Hanging Leg Raises vs Captain’s Chair [Which is Better]

Hanging leg raises are more challenging than captain’s chair leg raises. This doesn’t mean they’re the better workout. The difficulty in hanging leg raises mostly comes from the demand on your grip strength. Captain’s chair leg raises are just as effective at building your abs. As a bonus, captain’s chair leg raises allow you to focus on maintaining proper form, which reduces your risk of injury.

Hanging leg raises vs captain's chair

What’s the Difference Between Hanging Leg Raises and Captain’s Chair?

Hanging leg raises are performed while hanging from a pull-up bar with your arms extended. In this position, you hinge at the hips to raise your legs straight out in front of you.

Captain’s chair leg raises have the same hip-hinge and leg-raise movement. However, instead of hanging from a bar, your forearms are supported by the arms of a captain’s chair. A captain’s chair is a piece of gym equipment that supports your back and provides an easy grip for core ab exercises.

Are Hanging Leg Raises Better than Captain’s Chair Leg Raises?

In order to decide which ab exercise is best, let’s take a closer look. We’ll cover the details of both hanging leg raises and captain’s chair leg raises. Then, we’ll pick the best exercise.

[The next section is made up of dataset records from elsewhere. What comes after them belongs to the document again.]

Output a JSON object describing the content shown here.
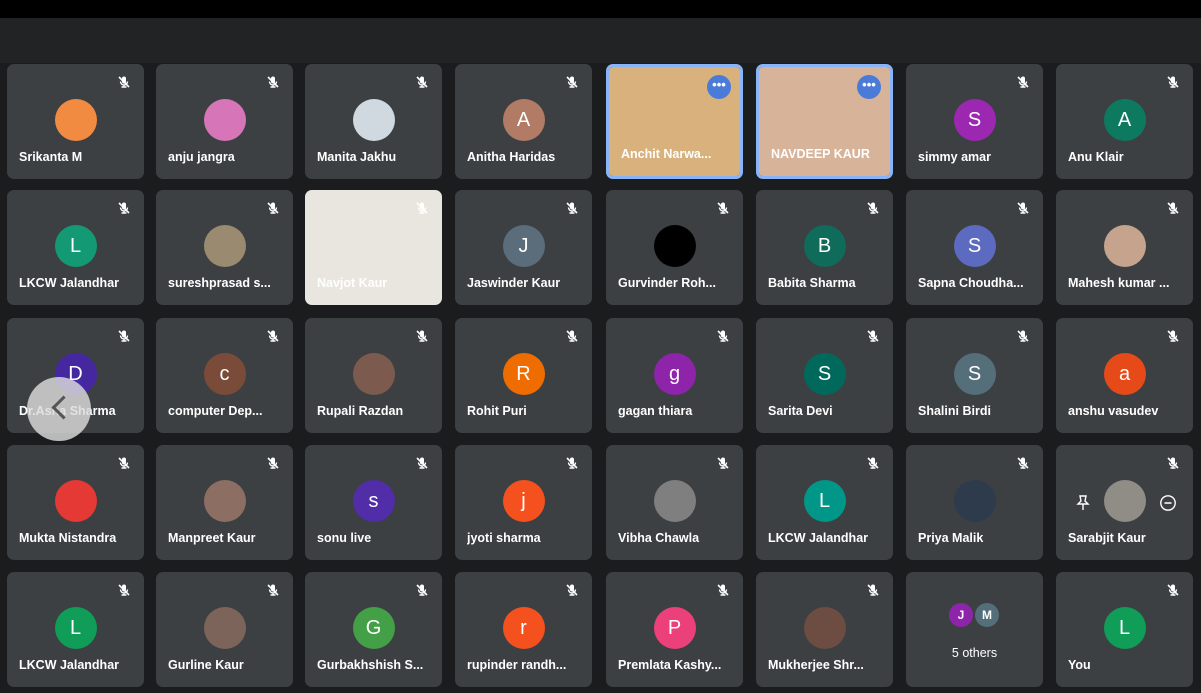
{
  "meeting": {
    "participants": [
      {
        "name": "Srikanta M",
        "initial": "",
        "color": "#f28b42",
        "photo": true
      },
      {
        "name": "anju jangra",
        "initial": "",
        "color": "#d676b8",
        "photo": true
      },
      {
        "name": "Manita Jakhu",
        "initial": "",
        "color": "#cfd9df",
        "photo": true
      },
      {
        "name": "Anitha Haridas",
        "initial": "A",
        "color": "#b27b66"
      },
      {
        "name": "Anchit Narwa...",
        "video": true,
        "speaking": true,
        "video_bg": "#d8b17d"
      },
      {
        "name": "NAVDEEP KAUR",
        "video": true,
        "speaking": true,
        "video_bg": "#d7b39a"
      },
      {
        "name": "simmy amar",
        "initial": "S",
        "color": "#9c27b0"
      },
      {
        "name": "Anu Klair",
        "initial": "A",
        "color": "#0d7a5f"
      },
      {
        "name": "LKCW Jalandhar",
        "initial": "L",
        "color": "#139a74"
      },
      {
        "name": "sureshprasad s...",
        "initial": "",
        "color": "#9a8a70",
        "photo": true
      },
      {
        "name": "Navjot Kaur",
        "video": true,
        "speaking": false,
        "video_bg": "#e9e6df"
      },
      {
        "name": "Jaswinder Kaur",
        "initial": "J",
        "color": "#5b6d7a"
      },
      {
        "name": "Gurvinder Roh...",
        "initial": "",
        "color": "#000000",
        "photo": true
      },
      {
        "name": "Babita Sharma",
        "initial": "B",
        "color": "#0f6b5a"
      },
      {
        "name": "Sapna Choudha...",
        "initial": "S",
        "color": "#5c6bc0"
      },
      {
        "name": "Mahesh kumar ...",
        "initial": "",
        "color": "#c5a38d",
        "photo": true
      },
      {
        "name": "Dr.Asha Sharma",
        "initial": "D",
        "color": "#4527a0"
      },
      {
        "name": "computer Dep...",
        "initial": "c",
        "color": "#7b4b3a"
      },
      {
        "name": "Rupali Razdan",
        "initial": "",
        "color": "#7c5b4e",
        "photo": true
      },
      {
        "name": "Rohit Puri",
        "initial": "R",
        "color": "#ef6c00"
      },
      {
        "name": "gagan thiara",
        "initial": "g",
        "color": "#8e24aa"
      },
      {
        "name": "Sarita Devi",
        "initial": "S",
        "color": "#00695c"
      },
      {
        "name": "Shalini Birdi",
        "initial": "S",
        "color": "#546e7a"
      },
      {
        "name": "anshu vasudev",
        "initial": "a",
        "color": "#e64a19"
      },
      {
        "name": "Mukta Nistandra",
        "initial": "",
        "color": "#e53935",
        "photo": true
      },
      {
        "name": "Manpreet Kaur",
        "initial": "",
        "color": "#8d6e63",
        "photo": true
      },
      {
        "name": "sonu live",
        "initial": "s",
        "color": "#512da8"
      },
      {
        "name": "jyoti sharma",
        "initial": "j",
        "color": "#f4511e"
      },
      {
        "name": "Vibha Chawla",
        "initial": "",
        "color": "#7f7f7f",
        "photo": true
      },
      {
        "name": "LKCW Jalandhar",
        "initial": "L",
        "color": "#009688"
      },
      {
        "name": "Priya Malik",
        "initial": "",
        "color": "#2d3b4d",
        "photo": true
      },
      {
        "name": "Sarabjit Kaur",
        "initial": "",
        "color": "#908c86",
        "photo": true,
        "hover_controls": true
      },
      {
        "name": "LKCW Jalandhar",
        "initial": "L",
        "color": "#0f9d58"
      },
      {
        "name": "Gurline Kaur",
        "initial": "",
        "color": "#7c645a",
        "photo": true
      },
      {
        "name": "Gurbakhshish S...",
        "initial": "G",
        "color": "#43a047"
      },
      {
        "name": "rupinder randh...",
        "initial": "r",
        "color": "#f4511e"
      },
      {
        "name": "Premlata Kashy...",
        "initial": "P",
        "color": "#ec407a"
      },
      {
        "name": "Mukherjee Shr...",
        "initial": "",
        "color": "#6d4c41",
        "photo": true
      },
      {
        "others": true,
        "label": "5 others",
        "minis": [
          {
            "initial": "J",
            "color": "#8e24aa"
          },
          {
            "initial": "M",
            "color": "#546e7a"
          }
        ]
      },
      {
        "name": "You",
        "initial": "L",
        "color": "#0f9d58"
      }
    ]
  },
  "icons": {
    "muted": "mic-off-icon",
    "more": "more-horizontal-icon",
    "pin": "pin-icon",
    "remove": "minus-circle-icon",
    "prev": "chevron-left-icon"
  },
  "badges": {
    "more_dots": "•••"
  }
}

What Muscles Do Hanging Leg Raises Work?

Hanging leg raises primarily target the rectus abdominis. This muscle makes up the “six pack” area. The secondary muscles used during hanging leg raises are the obliques and hip flexor muscles. Finally, because you are hanging from a bar during the exercise, you’ll build grip strength and forearm muscles.

What Muscles Does the Captain Chair Leg Raise Work?

Captain’s chair leg raises are scientifically proven to excel at building stronger abs and obliques. This clinical study measured 13 different ab exercises. Captain’s chair leg raises ranked as the second-best for activating the rectus abdominis and best for engaging the obliques. Like hanging leg raises, they also build hip flexor muscles. However, you won’t train grip strength with the captain’s chair.

Verdict: Muscle Activation

The hanging leg raise and captain’s chair are very similar exercises. Here are the key takeaways:

  • The two exercises are equally effective at building a stronger core.
  • Both exercises primarily target the rectus abdominis.
  • The obliques and hip flexors are recruited as secondary muscles in both exercises.
  • Hanging leg raises train grip strength, captain’s chair leg raises do not.

Since these exercises have similar effects for ab training, it’s essential to look deeper before choosing the superior exercise.

Are Hanging Leg Raises Difficult for Beginners?

Hanging leg raises are an extremely challenging ab exercise that can be difficult for beginners. First, your grip strength may fail before your abs do, which can prevent a good core workout. Second, because you are hanging, it is easy to sway, curl your back, or bend your legs during this exercise. These bad habits prevent healthy muscle development and increase injury risk.

Are Captain’s Chair Leg Raises Beginner-Friendly?

While still a challenging exercise, captain’s chair leg raises are easier for beginners than hanging leg raises. First, since you’re supported by the chair, you can focus on your ab workout without being distracted by maintaining your grip. Second, the back of the chair acts as a guide. It makes swinging, twisting, and bending to “cheat” the exercise easy to spot. This teaches you proper form. So, you’ll actually get a better ab workout.

Are Leg Raises a Cause of Injury?

All types of leg raises can cause lower back injury if you arch your spine during the movement. This is more common with hanging leg raises. If you use a captain’s chair and focus on keeping your spine flat against the chair during the exercise, you’ll lower your injury risk and get a better ab workout.

Verdict: Ease and Safety

Difficulty and risk are what separate the hanging leg raise and captain’s chair. Here are the key points:

  1. Captain’s chair leg raises are simpler because they allow you to focus on your core.
  2. Working your grip with hanging leg raises can split your focus and cause you to lose track of proper form.
  3. It is common for athletes to use improper form during hanging leg raises.
  4. Captain’s chair leg raises make maintaining proper form easier.
  5. Using poor form during leg raises causes back injury.
  6. Using good form leads to a better ab workout.

Now, we’re ready to reveal our winner between these two core exercises.

Should You Do Hanging Leg Raises or Captain’s Chair Leg Raises?

If you have access to a gym with a captain’s chair, use it instead of doing hanging leg raises. You’ll get an excellent ab workout and build proper form that leads to stronger, more developed abs. If you’ve never done either exercise, start with captain’s chair leg raises to build your skills.

If you’re experienced with captain’s chair leg raises and want an extra challenge, try hanging leg raises instead. They provide a similar ab workout but also build grip strength. If you don’t have access to a captain’s chair, hanging leg raises are a nice alternative. Just make sure to keep your back straight and spine neutral throughout each hanging leg raise.